If you get the corporate version, you stop aging. We see this with Anthony Ramos (who plays Antonio the Assassin). The man is 65 years old in the show but looks incredible. But here’s the catch—and it’s a nasty one. If you get the virus the "natural" way (sexually transmitted), it’s a ticking time bomb.
You get two years of being the hottest version of yourself. Then? You literally burn from the inside out. You go into a blind, murderous rage and then spontaneously combust. That opening scene with Ruby on a rampage? I was gagged. It was brutal, it was loud, and it set the stakes immediately.
The Philosophy: Why This Hit Me Hard
What surprised me most wasn’t the gore—it was the dialogue.
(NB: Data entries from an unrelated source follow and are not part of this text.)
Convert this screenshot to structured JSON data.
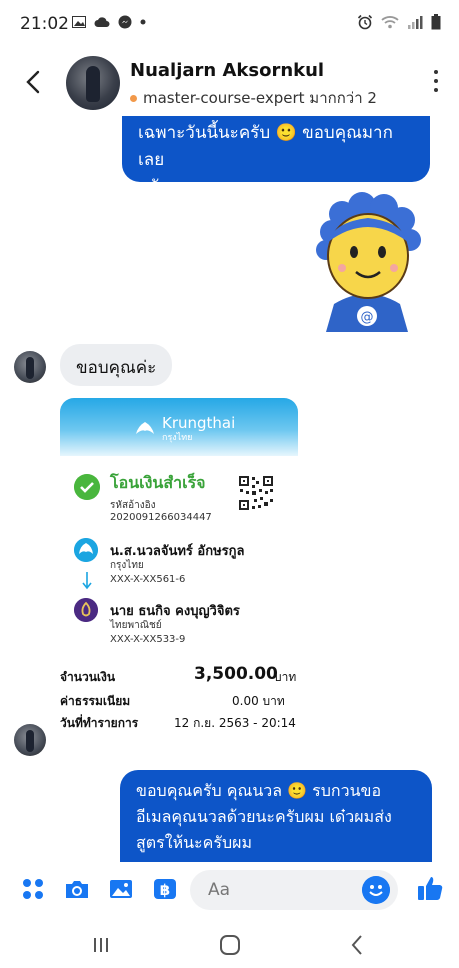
{
  "status_bar": {
    "time": "21:02"
  },
  "header": {
    "contact_name": "Nualjarn Aksornkul",
    "subtitle": "master-course-expert มากกว่า 2"
  },
  "messages": {
    "outgoing_top": [
      "เฉพาะวันนี้นะครับ 🙂 ขอบคุณมากเลย",
      "ครับ"
    ],
    "incoming_thanks": "ขอบคุณค่ะ",
    "outgoing_bottom": [
      "ขอบคุณครับ คุณนวล 🙂 รบกวนขอ",
      "อีเมลคุณนวลด้วยนะครับผม เด๋วผมส่ง",
      "สูตรให้นะครับผม"
    ]
  },
  "slip": {
    "brand": "Krungthai",
    "brand_thai": "กรุงไทย",
    "title": "โอนเงินสำเร็จ",
    "ref_label": "รหัสอ้างอิง",
    "ref_no": "2020091266034447",
    "sender_name": "น.ส.นวลจันทร์ อักษรกูล",
    "sender_bank": "กรุงไทย",
    "sender_acct": "XXX-X-XX561-6",
    "receiver_name": "นาย ธนกิจ คงบุญวิจิตร",
    "receiver_bank": "ไทยพาณิชย์",
    "receiver_acct": "XXX-X-XX533-9",
    "amount_label": "จำนวนเงิน",
    "amount": "3,500.00",
    "amount_unit": "บาท",
    "fee_label": "ค่าธรรมเนียม",
    "fee": "0.00 บาท",
    "date_label": "วันที่ทำรายการ",
    "date": "12 ก.ย. 2563 - 20:14"
  },
  "composer": {
    "placeholder": "Aa"
  },
  "colors": {
    "accent": "#0d55c8",
    "messenger_blue": "#1877f2",
    "success_green": "#49b63d",
    "krungthai_blue": "#1ba5e1",
    "scb_purple": "#4b2a82"
  },
  "icons": {
    "status_left": [
      "gallery-icon",
      "cloud-icon",
      "messenger-icon",
      "dot-icon"
    ],
    "status_right": [
      "alarm-icon",
      "wifi-icon",
      "signal-icon",
      "battery-icon"
    ],
    "composer": [
      "apps-grid-icon",
      "camera-icon",
      "image-icon",
      "baht-pay-icon",
      "emoji-icon",
      "thumbs-up-icon"
    ],
    "nav": [
      "recent-apps-icon",
      "home-icon",
      "back-icon"
    ]
  }
}
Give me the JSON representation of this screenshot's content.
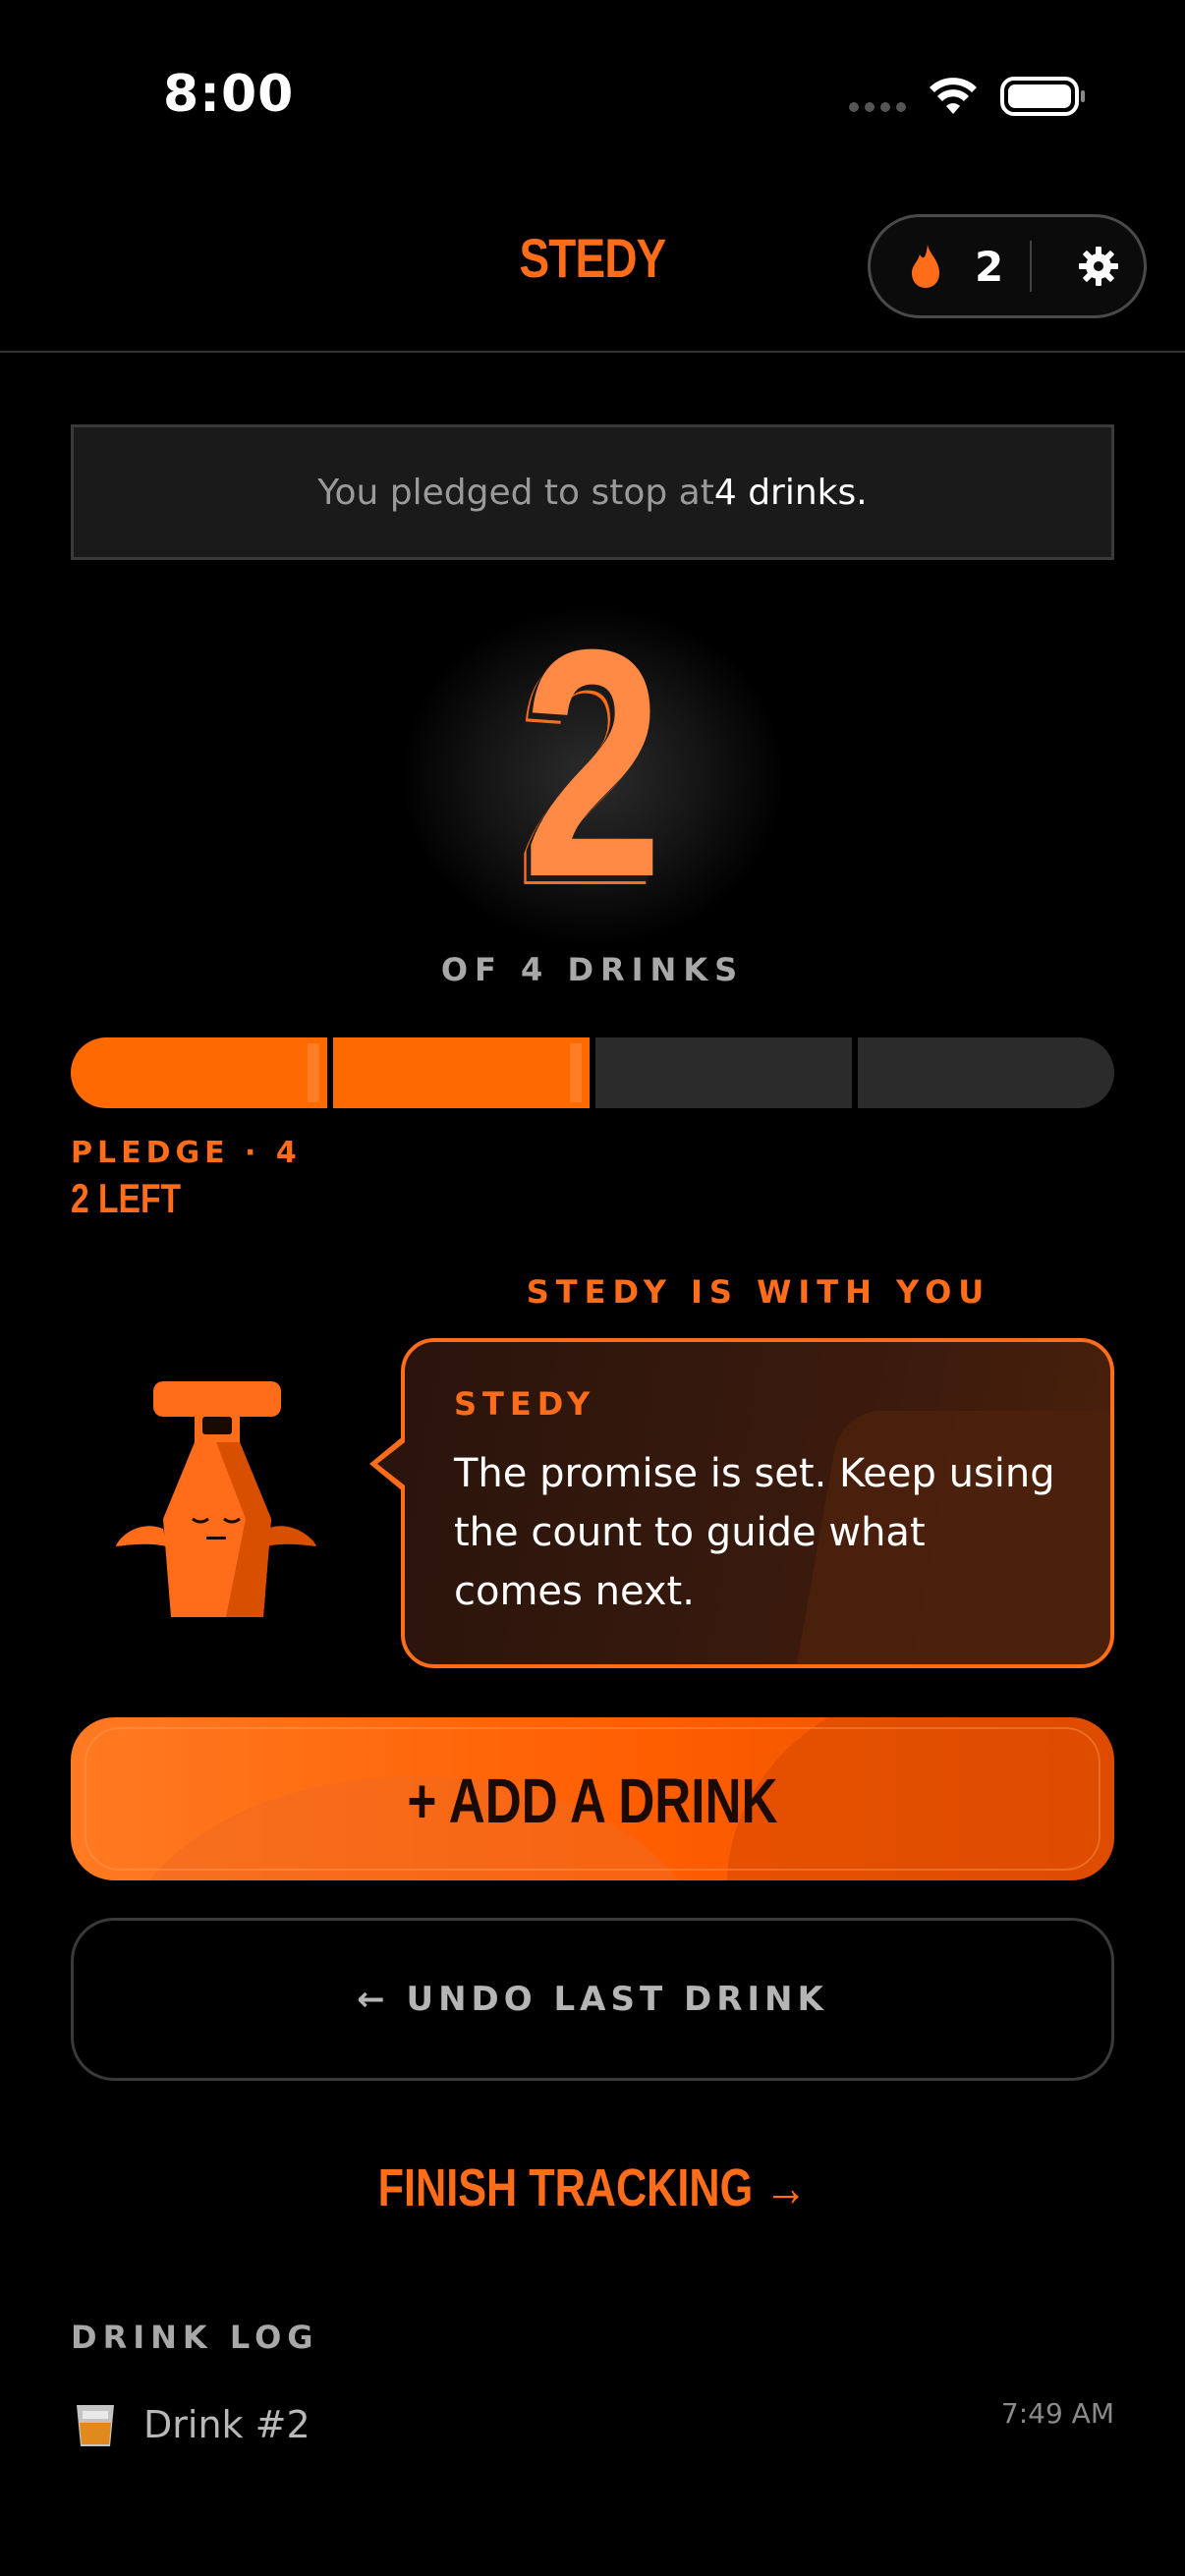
{
  "status_bar": {
    "time": "8:00"
  },
  "header": {
    "brand": "STEDY",
    "streak_count": "2"
  },
  "pledge_banner": {
    "prefix": "You pledged to stop at ",
    "highlight": "4 drinks."
  },
  "counter": {
    "current": "2",
    "caption": "OF 4 DRINKS"
  },
  "progress": {
    "total": 4,
    "filled": 2,
    "pledge_label": "PLEDGE · 4",
    "remaining_label": "2 LEFT"
  },
  "companion": {
    "heading": "STEDY IS WITH YOU",
    "name": "STEDY",
    "message": "The promise is set. Keep using the count to guide what comes next."
  },
  "actions": {
    "add_drink": "+ ADD A DRINK",
    "undo": "← UNDO LAST DRINK",
    "finish": "FINISH TRACKING →"
  },
  "log": {
    "title": "DRINK LOG",
    "entries": [
      {
        "name": "Drink #2",
        "time": "7:49 AM"
      }
    ]
  },
  "colors": {
    "accent": "#ff6d1a",
    "background": "#000000"
  }
}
There is a philosophical battle happening here that actually made me tear up a little.
Team Surgery (Jordan): Rebecca Hall’s character, Jordan, talks about plastic surgery in a way that feels so real. She admits she was insecure, and "fixing" herself made her love her body. It’s the idea that beauty is pain, but that pain buys you peace of mind. I get that. I think we all get that desire to just... fix the thing that bothers us.
Team Kintsugi (Cooper): Then you have Evan Peters (my king, always) as Cooper. He talks about a date with grey teeth and brings up Kintsugi—the Japanese art of fixing broken pottery with gold to highlight the cracks.
"We love the cracks in the armor." I literally paused the show to sit with that. The idea that our breaks make us valuable? In an Instagram-filter world, that line hit different.
Character Deep Dive: The Heartbreak
Jeremy’s Arc: I need to talk about Jeremy because I am not okay. His storyline broke my heart. He’s the guy who thinks his looks are the only reason he’s unhappy. That scene where he’s crying in the basement? I felt that in my soul.
The tragedy is that when he gets the virus and becomes "beautiful," he isn't Jeremy anymore. He smiles in the mirror, but the person looking back is a stranger. He erased himself. It’s devastating.
Jordan’s Transformation: And Jordan... oh my god. She catches the virus after finally learning to love herself. The transformation scene—where she cocoons and emerges as a "butterfly"—was straight-up body horror art. But the look on her face? She was disappointed. She had done the work to love her flaws, and the virus stole that victory from her by making her "perfect." Cruel. Just cruel.
That Chaos Ending & The Future
The episode endings were a bit choppy (classic Murphy pacing issues, let’s be real), but the end of Episode 3? Pure chaos.
Cooper going full Jason Bourne in Venice? I didn’t know I needed Action Hero Evan Peters, but now I can’t live without him. The way he took that guy out was visceral.
And now, with Manny (Ben Platt) getting infected fluids in his eye? You just know Cooper is going to have to watch his friend turn into a monster. I am already pre-grieving.
The Verdict
The Good:
The Cast: Evan Peters is carrying, as usual. Anthony Ramos is scary-good. Rebecca Hall is a queen.
The Horror: It’s gross, it’s bloody, and it hurts. Exactly what I wanted.
The Message: It’s a satire written in blood. The "Beauty" hieroglyphic written in red? Chills.
The Bad:
Meghan Trainor: Look... I love a bop, but her cameo took me right out of the fantasy. It felt a little too stunt-casty.
The Pacing: Stop jumping between cities every 5 seconds, Ryan! Let us breathe!
My Rating: 8.5/10 🔥
It’s not perfect, but it’s original, and for the first time in a long time, I actually care about the characters. If you’ve been burnt by AHS lately, come back home. This one is worth the pain.
What did you guys think? Are we Team Kintsugi or Team Surgery? Let’s fight in the comments.